Bogle, who died Wednesday at the age of 89, created the first index fund for individual investors, allowing regular people to essentially "own the entire market" and have their savings follow the inevitable growth of the market over time. He offered a product with low fees and solid returns, and now Vanguard has more than $5 trillion under management.
In his 2018 memoir "Stay the Course," Bogle wrote that his Vanguard Partnership Plan "maybe the most important landmark" of his entire career, "for it was designed to solidify the community of interest between our crewmembers [employees] and the shareholders that they serve ... to care about one another and to care about our investors."
When Bogle founded Vanguard in 1975, he said he set out to be "the world's lowest cost provider of mutual funds." As the firm grew, however, he found that some of his employees were afraid their wages would be kept down to achieve this goal. By 1984, he felt Vanguard was successful enough that he could find a solution to that problem, and it's how he ended up with the Partnership Plan.

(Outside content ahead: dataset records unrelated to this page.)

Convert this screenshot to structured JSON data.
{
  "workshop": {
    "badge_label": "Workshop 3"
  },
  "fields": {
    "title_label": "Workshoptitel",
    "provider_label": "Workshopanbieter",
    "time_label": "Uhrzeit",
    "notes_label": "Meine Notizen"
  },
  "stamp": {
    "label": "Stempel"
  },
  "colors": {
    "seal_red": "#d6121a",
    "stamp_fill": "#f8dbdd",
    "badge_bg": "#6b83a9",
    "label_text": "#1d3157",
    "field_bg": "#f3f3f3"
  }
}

Bogle said that because Vanguard's mutual funds were owned by shareholders and not an external management company, he couldn't formally calculate the company's earnings. Instead, he decided earnings would be considered: the difference between Vanguard's expense ratios (the percentage of a fund's earnings that go toward operational expenses) and those of their largest competitors applied to Vanguard's assets under management, combined with the extra returns due to funds' performance.
A portion of that value would be linked to the Partnership Plan, which was then distributed to employees in amounts related to their position.
All that is to say, if Bogle's employees could find ways to lower fees and raise returns, they would make more money.
And for veteran executives of the company, a large slice of their annual salary, a third or more, comes from the VPP.
"The results have been phenomenal," Bogle wrote, noting that, "earnings per unit of the VPP have grown steadily over the years, from $3.43 in 1984 to $248.45 in 2017, a compound annual rate of 13.9%."